Minification remains as useful as ever. Although HTTP/2 introduces new compression for message headers, that has nothing to do with minification (which is about message bodies). The compression algorithms for message bodies are the same, so minification saves just as much bandwidth as it did before.
Concatenation and sprites will have less of an impact than before, but they will still have some impact. The biggest issue with downloading multiple files instead of a single file with HTTP/1 isn't actually an HTTP-side problem, per se: there is some bandwidth-based overhead in requesting each file individually, but it's dwarfed by the time-based overhead of tearing down the TCP/IP session when you're done with one file, then starting up a new one for the next, and repeating this for every file you want to download.
The biggest focus of HTTP/2 is eliminating that time-based overhead: HTTP/1.1 tried to do this with pipelining, but it didn't catch on in the browser (Presto is the only engine that got it completely right, and Presto is dead). HTTP/2 is another attempt, which improves on HTTP/1.1's methods while also making this kind of thing non-optional, and it stands to be more successful. It also eliminates some of the bandwidth-based overhead in making multiple requests, by compressing headers, but it cannot eliminate that overhead completely, and when downloading multiple files, those requests still have to be made (as part of a single TCP/IP session, so there is less overhead, but not zero). So while the impact of concatenating and spriting is proportionally smaller, there is still some impact, especially if you use many files.

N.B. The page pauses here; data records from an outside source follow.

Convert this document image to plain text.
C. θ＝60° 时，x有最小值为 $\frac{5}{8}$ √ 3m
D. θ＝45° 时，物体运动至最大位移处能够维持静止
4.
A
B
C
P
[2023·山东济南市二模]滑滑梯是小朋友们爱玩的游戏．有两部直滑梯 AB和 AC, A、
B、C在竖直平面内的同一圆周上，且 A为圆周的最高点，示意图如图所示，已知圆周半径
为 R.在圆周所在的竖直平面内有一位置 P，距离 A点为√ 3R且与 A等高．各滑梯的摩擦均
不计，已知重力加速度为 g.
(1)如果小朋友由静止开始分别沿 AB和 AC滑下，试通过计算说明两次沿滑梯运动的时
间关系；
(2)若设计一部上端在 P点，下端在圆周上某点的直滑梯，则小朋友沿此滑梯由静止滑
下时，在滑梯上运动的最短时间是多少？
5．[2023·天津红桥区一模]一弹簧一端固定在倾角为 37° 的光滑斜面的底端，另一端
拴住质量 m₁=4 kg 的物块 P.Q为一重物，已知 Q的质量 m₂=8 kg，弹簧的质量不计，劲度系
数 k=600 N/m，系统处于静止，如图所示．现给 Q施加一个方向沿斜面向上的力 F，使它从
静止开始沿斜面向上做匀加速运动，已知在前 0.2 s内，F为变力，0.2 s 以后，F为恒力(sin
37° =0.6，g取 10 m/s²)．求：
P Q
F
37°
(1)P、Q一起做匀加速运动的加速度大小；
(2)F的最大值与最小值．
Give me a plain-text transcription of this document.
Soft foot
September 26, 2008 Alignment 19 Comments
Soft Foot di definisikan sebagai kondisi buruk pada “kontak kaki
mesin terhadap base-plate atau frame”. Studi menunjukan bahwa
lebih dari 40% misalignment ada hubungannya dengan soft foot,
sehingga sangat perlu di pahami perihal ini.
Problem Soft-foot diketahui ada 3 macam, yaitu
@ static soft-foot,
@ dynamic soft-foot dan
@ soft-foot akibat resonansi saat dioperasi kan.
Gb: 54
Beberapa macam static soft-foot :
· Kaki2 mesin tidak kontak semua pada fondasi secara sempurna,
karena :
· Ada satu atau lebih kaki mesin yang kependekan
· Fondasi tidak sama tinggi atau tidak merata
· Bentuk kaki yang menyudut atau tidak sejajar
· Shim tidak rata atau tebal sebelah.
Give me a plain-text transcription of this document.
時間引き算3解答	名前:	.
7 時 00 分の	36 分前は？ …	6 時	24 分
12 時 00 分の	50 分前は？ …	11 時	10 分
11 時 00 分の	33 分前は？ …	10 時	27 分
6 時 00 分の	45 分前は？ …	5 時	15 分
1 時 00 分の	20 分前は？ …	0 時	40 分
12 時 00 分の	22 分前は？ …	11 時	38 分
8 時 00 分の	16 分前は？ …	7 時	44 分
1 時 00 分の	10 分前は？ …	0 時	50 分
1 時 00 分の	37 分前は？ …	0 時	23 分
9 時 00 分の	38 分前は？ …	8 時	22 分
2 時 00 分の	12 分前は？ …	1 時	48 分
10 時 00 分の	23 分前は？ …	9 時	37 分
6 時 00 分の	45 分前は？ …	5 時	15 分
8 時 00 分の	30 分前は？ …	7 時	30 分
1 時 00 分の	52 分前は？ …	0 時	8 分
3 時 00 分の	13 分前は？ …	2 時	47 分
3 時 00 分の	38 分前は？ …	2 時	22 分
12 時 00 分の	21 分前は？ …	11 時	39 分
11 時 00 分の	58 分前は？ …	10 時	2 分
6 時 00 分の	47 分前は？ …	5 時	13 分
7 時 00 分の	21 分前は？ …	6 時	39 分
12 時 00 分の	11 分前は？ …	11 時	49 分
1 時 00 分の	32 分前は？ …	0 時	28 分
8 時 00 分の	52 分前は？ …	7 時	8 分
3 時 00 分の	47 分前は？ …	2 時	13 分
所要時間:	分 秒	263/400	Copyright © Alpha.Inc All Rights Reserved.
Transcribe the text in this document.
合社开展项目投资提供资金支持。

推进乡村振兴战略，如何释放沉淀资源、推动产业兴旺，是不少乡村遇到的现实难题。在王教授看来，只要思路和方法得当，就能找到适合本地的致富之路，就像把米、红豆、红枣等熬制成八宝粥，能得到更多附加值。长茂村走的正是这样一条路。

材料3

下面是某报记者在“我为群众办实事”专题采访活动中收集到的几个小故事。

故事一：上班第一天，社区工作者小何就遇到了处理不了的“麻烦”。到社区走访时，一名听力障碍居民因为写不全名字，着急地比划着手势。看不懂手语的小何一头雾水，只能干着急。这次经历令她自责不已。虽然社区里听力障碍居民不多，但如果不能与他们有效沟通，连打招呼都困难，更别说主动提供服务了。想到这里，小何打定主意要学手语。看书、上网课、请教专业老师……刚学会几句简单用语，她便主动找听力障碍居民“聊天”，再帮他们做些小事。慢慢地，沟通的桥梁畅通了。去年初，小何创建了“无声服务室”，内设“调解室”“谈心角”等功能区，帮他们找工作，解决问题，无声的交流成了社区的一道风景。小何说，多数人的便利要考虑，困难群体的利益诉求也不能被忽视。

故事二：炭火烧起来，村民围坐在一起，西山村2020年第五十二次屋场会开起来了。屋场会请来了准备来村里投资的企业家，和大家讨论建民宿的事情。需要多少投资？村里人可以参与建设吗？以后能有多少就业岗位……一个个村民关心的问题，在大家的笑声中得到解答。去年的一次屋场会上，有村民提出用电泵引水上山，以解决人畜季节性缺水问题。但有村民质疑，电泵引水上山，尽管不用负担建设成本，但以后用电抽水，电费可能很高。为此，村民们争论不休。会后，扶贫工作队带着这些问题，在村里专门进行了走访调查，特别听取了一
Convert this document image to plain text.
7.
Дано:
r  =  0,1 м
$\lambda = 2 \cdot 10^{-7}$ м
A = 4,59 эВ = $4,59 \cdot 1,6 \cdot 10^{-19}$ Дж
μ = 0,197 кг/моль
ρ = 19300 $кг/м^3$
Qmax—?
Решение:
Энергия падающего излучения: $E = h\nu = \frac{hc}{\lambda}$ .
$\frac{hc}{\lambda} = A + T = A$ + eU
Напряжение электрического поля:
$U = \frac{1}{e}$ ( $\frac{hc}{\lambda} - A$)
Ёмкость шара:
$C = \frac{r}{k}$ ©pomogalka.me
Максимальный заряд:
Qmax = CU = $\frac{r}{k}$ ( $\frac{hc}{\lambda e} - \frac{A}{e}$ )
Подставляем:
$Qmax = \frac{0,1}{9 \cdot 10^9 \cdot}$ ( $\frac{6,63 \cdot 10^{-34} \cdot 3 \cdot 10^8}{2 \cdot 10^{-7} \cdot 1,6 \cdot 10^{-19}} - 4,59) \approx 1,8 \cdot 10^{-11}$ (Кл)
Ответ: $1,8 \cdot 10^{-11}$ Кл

Another thing to consider, when it comes to concatenation and spriting, is compression. Concatenated files of similar types tend to compress better than the individual files do, because the compression algorithm can exploit similarities between the concatenated pieces of data. A similar principle applies to sprites: putting similar images in different regions of the same file usually results in a smaller file, because the image's compression can exploit similarities in the different regions.